Control case 1 had marked deposition of urate crystals, with gouty tophi in various organs, including the kidney, spleen, lungs, bone marrow, liver, pancreas, and heart. Urate deposition was associated with marked necrosis in the spleen and mild necrosis in the myocardium. Control case 2 had mild aortic tunica intima degeneration and mineralization, and hemorrhage within the small intestine. INIBs were not identified in any of the examined tissues of the control cases.

Transmission electron microscopy

On negative-contrast EM, nonenveloped, icosahedral, hexagonal viral particles were found in the bone marrow in 5 of the 6 (Fig. 2A), the spleen in 1 of the 5, and liver of 1 of the 5 examined affected cases (Table 2). Viral particles were sparse. The viral particles were 82.4–95.4 nm in diameter (n = 9; SD = 4.8). Vertex fibers were not observed. No viral particles were identified on negative contrast in the intestinal contents of the submitted cases, nor in any of the tissues from the control cases. Plastic-embedded tissues from the bone marrow and liver from case 5 were examined by transmission EM. Infrequently, bone marrow reticular cells and hepatocytes had evidence of intranuclear virus replication and assembly complexes that were composed of immature and mature virions arranged in loose aggregates (Fig. 2B).
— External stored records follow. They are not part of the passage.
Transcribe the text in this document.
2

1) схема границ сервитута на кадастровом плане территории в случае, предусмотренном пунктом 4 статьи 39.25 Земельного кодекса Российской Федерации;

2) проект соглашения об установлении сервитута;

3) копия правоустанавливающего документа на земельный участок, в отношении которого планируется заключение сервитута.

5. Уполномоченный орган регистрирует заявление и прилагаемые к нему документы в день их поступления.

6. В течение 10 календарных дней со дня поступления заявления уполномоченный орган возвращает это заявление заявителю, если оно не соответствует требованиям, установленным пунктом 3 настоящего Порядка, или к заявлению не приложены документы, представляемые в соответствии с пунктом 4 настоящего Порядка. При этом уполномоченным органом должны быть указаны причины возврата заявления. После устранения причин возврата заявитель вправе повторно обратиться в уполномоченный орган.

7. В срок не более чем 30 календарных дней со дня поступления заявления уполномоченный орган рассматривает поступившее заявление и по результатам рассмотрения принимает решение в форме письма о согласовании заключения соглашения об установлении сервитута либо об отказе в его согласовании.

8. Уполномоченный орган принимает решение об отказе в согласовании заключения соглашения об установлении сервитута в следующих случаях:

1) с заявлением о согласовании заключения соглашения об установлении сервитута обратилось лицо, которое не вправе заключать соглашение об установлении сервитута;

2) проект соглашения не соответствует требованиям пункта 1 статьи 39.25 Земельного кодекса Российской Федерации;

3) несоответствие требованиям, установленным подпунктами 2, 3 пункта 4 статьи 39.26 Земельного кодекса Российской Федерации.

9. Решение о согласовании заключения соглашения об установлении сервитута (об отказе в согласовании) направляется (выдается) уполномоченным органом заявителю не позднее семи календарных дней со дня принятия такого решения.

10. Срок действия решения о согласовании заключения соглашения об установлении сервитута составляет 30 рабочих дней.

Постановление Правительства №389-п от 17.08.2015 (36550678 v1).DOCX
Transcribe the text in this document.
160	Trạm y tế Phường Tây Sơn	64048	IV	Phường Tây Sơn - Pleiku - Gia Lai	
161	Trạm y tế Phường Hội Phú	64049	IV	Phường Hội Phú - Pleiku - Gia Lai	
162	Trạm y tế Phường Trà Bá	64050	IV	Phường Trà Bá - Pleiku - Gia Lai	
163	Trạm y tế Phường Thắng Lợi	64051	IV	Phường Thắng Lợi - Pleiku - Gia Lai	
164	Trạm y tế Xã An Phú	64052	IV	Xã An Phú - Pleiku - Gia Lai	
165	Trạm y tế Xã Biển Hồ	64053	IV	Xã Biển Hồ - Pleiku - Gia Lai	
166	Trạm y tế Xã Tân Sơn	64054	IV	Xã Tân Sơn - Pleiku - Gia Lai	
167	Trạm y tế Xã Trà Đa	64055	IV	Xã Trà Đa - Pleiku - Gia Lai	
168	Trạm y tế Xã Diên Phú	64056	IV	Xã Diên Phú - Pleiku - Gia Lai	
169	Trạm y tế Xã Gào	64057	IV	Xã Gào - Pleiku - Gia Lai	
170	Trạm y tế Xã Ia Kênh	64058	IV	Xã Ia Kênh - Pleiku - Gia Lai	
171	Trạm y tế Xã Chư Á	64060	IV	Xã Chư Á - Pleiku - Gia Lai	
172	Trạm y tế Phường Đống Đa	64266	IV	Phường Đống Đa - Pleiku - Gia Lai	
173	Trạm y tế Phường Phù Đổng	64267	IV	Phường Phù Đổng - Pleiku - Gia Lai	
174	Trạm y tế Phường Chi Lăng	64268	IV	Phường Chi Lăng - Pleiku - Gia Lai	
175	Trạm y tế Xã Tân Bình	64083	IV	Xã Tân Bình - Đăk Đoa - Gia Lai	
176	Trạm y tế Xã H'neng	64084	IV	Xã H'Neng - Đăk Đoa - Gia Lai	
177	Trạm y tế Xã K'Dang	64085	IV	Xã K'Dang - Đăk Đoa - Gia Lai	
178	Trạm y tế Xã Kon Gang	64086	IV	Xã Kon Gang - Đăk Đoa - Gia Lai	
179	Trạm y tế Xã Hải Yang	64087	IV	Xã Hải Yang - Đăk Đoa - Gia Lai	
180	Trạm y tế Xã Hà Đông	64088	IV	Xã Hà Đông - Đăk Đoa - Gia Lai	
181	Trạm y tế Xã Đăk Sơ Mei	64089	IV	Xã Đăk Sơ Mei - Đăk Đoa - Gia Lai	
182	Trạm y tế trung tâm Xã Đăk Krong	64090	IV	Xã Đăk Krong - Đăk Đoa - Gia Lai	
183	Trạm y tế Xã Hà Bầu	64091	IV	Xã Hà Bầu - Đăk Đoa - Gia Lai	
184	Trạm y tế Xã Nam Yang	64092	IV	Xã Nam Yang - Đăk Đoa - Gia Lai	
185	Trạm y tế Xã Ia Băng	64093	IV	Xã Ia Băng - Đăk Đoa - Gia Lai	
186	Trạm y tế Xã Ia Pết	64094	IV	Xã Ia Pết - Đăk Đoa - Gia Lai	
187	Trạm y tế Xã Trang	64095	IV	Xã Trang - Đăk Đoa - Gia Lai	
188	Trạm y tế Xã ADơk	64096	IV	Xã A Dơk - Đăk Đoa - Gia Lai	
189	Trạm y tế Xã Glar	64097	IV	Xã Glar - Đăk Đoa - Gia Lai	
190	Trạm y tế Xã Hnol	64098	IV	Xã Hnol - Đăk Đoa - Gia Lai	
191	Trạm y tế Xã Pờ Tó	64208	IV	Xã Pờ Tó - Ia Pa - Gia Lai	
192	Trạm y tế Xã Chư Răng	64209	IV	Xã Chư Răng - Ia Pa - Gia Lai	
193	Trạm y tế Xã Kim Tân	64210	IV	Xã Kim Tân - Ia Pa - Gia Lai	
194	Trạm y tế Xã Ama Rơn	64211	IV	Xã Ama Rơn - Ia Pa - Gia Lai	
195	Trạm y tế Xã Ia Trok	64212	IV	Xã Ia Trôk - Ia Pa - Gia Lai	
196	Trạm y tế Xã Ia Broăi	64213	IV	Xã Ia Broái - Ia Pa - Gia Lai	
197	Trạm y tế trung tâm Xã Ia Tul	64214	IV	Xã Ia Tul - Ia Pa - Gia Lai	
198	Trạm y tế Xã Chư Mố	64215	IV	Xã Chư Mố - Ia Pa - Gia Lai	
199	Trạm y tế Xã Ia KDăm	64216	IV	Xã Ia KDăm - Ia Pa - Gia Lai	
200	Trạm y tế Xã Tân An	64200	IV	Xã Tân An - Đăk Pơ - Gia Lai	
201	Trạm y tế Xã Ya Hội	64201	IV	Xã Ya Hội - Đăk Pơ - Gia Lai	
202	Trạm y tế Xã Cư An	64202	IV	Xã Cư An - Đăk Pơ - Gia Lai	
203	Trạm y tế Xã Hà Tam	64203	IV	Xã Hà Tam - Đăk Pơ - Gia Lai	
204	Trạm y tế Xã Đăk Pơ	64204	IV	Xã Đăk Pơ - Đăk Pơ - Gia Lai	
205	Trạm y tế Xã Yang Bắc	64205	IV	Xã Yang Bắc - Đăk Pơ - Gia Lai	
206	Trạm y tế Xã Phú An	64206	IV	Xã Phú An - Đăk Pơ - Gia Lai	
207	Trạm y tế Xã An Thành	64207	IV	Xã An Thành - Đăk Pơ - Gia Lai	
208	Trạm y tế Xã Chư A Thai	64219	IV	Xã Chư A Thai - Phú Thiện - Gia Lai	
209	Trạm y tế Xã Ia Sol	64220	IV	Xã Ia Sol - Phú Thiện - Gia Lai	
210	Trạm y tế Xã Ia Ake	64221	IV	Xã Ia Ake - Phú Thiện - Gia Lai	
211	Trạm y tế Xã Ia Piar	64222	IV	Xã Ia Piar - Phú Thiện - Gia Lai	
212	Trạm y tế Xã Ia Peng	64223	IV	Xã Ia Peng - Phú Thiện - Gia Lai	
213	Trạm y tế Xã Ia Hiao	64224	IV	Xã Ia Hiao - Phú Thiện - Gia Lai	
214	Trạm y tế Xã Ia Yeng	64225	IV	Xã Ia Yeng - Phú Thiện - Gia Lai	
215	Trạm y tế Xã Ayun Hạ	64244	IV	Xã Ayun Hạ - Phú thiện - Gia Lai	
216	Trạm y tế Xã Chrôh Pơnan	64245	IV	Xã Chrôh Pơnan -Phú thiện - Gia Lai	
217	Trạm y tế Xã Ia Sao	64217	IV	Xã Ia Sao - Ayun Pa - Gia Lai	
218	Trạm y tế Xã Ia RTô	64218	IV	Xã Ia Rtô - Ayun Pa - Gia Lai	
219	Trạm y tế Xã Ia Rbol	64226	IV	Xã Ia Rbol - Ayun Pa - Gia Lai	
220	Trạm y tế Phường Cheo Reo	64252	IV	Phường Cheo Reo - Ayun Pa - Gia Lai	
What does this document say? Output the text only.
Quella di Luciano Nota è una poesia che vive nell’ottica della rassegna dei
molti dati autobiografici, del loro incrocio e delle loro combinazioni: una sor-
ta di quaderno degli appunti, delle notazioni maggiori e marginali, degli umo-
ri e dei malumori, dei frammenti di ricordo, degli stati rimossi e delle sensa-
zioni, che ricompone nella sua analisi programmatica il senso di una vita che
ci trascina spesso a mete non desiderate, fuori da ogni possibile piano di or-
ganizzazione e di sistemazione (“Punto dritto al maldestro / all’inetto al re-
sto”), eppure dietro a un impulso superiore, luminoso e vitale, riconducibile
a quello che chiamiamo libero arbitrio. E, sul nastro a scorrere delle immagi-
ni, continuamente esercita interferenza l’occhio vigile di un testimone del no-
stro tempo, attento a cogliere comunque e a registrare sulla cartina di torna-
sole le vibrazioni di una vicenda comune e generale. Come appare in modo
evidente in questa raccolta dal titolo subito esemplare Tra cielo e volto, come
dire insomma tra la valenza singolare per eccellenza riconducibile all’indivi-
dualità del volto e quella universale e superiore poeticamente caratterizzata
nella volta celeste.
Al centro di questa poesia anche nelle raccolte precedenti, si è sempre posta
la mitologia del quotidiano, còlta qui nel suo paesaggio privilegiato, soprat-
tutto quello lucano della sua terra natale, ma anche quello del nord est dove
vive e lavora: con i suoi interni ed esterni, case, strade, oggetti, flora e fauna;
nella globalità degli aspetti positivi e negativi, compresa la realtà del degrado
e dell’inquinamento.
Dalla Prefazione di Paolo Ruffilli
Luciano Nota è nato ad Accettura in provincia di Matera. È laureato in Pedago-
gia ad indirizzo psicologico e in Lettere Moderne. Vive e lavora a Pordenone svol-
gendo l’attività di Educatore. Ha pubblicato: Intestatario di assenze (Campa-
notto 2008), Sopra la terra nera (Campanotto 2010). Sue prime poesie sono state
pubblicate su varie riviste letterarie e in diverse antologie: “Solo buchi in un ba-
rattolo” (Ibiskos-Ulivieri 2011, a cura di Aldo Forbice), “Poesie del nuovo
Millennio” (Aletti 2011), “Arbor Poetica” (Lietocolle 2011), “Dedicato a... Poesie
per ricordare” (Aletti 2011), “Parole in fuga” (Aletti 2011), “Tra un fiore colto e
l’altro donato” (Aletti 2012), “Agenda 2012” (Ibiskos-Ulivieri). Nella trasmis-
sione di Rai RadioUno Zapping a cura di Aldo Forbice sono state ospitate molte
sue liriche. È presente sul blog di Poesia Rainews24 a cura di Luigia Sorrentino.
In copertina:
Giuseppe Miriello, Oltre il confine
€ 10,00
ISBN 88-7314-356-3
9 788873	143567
Granular-to-fibrillary viroplasm and assembled particles distended the nucleus, and replaced and displaced the chromatin to the nuclear margin. Paracrystalline arrays were not observed. Associated degenerative changes in the infected cells included swelling of the cisternal system, fat and glycogen depletion, and chromatin lysis. The mature virions were 72.7–92.1 nm in diameter (n = 21; SD = 4.8) in the plastic-embedded material. These EM findings were most consistent with adenoviral particles.

Figure 2.

Electron microscopy of a red-tailed hawk. A. Viral particles in the spleen from case 4. The virus was ~88 nm in diameter and had an icosahedral symmetry characteristic of adenoviruses. Direct negative-contrast transmission electron microscopy (TEM). Bar = 100 nm. B. Hepatocyte in the liver from case 6, with chromatin clearing and multiple viral particles loosely arranged within the nucleus. Plastic-embedded TEM. Bar = 1 µm. Inset: higher magnification of the hexagonal viral particles, typical of adenoviruses. Bar = 500 nm.

Bacteriology

Bacillus spp. were cultured in large numbers (4+) from various organs in case 1; moderate numbers (3+) of Escherichia coli were cultured from the liver of case 3. Large gram-positive coccoid bacteria that were not further identifiable were isolated in large numbers (4+) from the liver of case 4. Escherichia spp. were isolated from the liver of case 6 in small numbers (2+), but bacteria were not seen histologically; hence, the cultured bacteria were considered to be postmortem contamination. The remaining aerobic culture results yielded no growth or no significant growth, and salmonella culture did not yield any growth of Salmonella species in any of the submitted cases.

Virology

Viral isolation by egg inoculation was unsuccessful in both cases 1 and 2.

PCR and sequence analysis

Based on the EM features, adenoviral infection was strongly suspected, and PCR was selected to confirm the presence of adenovirus. The bone marrow from 3 of 5 affected hawks, liver from 1 of 3, spleen from 4 of 6, and intestinal contents from 2 of 3 cases were positive for adenovirus by PCR assay (Table 2). The FFPE specimen from case 1 was also positive for adenovirus by PCR assay. All tissues from the control cases were negative by PCR. The nucleotide sequences (GenBank OM522337–OM522342) were blasted in NCBI to confirm that these are adenovirus sequences. All study sequences were >99% identical to one another and showed highest nucleotide identity (90%) with RAdV1 (EU715130) sequenced from a Harris hawk examined in the United Kingdom (Fig. 3; Table 3). Based on phylogenetic analysis, our sequences clustered as one group within the siadenoviruses. The sequences have common ancestors with adenoviruses from raptors, turkeys, south polar skuas, psittacines, budgerigars, and other siadenoviruses.

Figure 3.

Phylogenetic tree constructed by comparing 857 nucleotides of the DNA polymerase gene of siadenoviruses using the maximum-likelihood method based on the Hasegawa–Kishino–Yano model with 1,000 bootstraps.

Table 3.

The percent nucleotide identity of the study sequences compared with the various avian adenoviruses.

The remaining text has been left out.